Taxpayers face $1b Kyoto liability – authors

Emissions scheme could cost NZ up to $5b

Scoop Images: Emissions Trading Scheme Protest

… and so on.

All too often the commentary completely misses the point. The goal of an ETS is not just a random extra cost being imposed on the economy. The point is to serve as one of those “price signals” that economists are so fond of. The point isn’t to just blindly pay more, it is to change our behaviour so that we don’t have to. Guyon Espiner gets it, Claire Browning gets it, too many commentators do not.

Of course the Nats have completely stuffed up their ETS – in two major ways. First, they have designed a crippled, ineffectual ETS, that loads costs on to the taxpayers instead of the big polluters. Nick Smith admits that this ‘moderate’ ETS is not going to ‘result in big reductions of emissions’. Both Treasury and the Environmental Commissioner have, ever so diplomatically, called it crap. So have academics:

The authors of The Carbon Challenge – Victoria University researcher and economist Geoff Bertram and climate-change analyst and researcher Simon Terry – also describe the Government’s current ETS as “technically obsolete” and “beyond rescue” as a sustainable framework for tackling climate change. They say the scheme will not make any inroads into cutting New Zealand’s gross emissions levels.

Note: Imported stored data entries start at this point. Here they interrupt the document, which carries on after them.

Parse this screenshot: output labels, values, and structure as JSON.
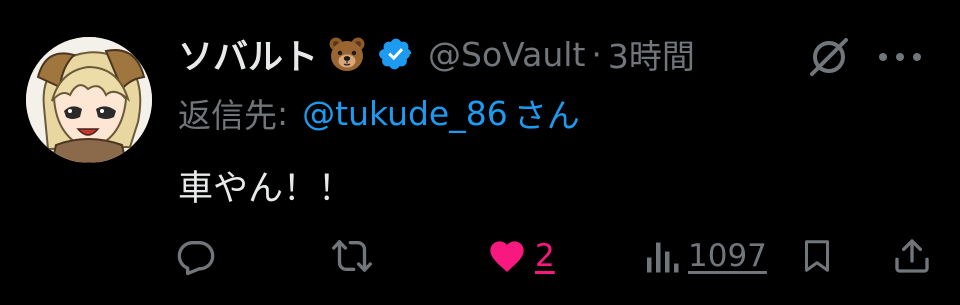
{
  "post": {
    "display_name": "ソバルト",
    "name_emoji": "bear-face-emoji",
    "handle": "@SoVault",
    "separator": "·",
    "time": "3時間",
    "reply_label": "返信先",
    "reply_colon": ":",
    "reply_to": "@tukude_86",
    "reply_suffix": "さん",
    "text": "車やん！！"
  },
  "actions": {
    "likes": "2",
    "views": "1097"
  },
  "colors": {
    "background": "#000000",
    "text": "#e7e9ea",
    "muted": "#71767b",
    "link": "#1d9bf0",
    "like": "#f91880",
    "verified": "#1d9bf0"
  },
  "icons": [
    "reply-icon",
    "retweet-icon",
    "heart-icon",
    "views-icon",
    "bookmark-icon",
    "share-icon",
    "grok-icon",
    "more-icon",
    "verified-badge-icon"
  ]
}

This first stuff up is already terminal, but National are compounding it with a second. They are not responding in any positive way to what is left of their own price signal. There’s no leadership. They are not challenging the growing perception that the ETS is just a random tax with no purpose. Where’s the plan National? Where’s the way forward? The Green Party gets it. Some in the business community get it:

Top New Zealand businessmen are consummate brand builders and united by a common belief: that New Zealand is looking a gift horse in the mouth by viewing the world’s inexorable move towards a low-carbon economy as a cost, rather than an economic opportunity. …

Plenty of people get it, but the National Government does not. So they have brought us the worst of all possible ETS schemes. Badly designed and devoid of vision. An ETS with all of the costs and none of the benefits. They fully deserve the growing backlash. Nice one National – great work.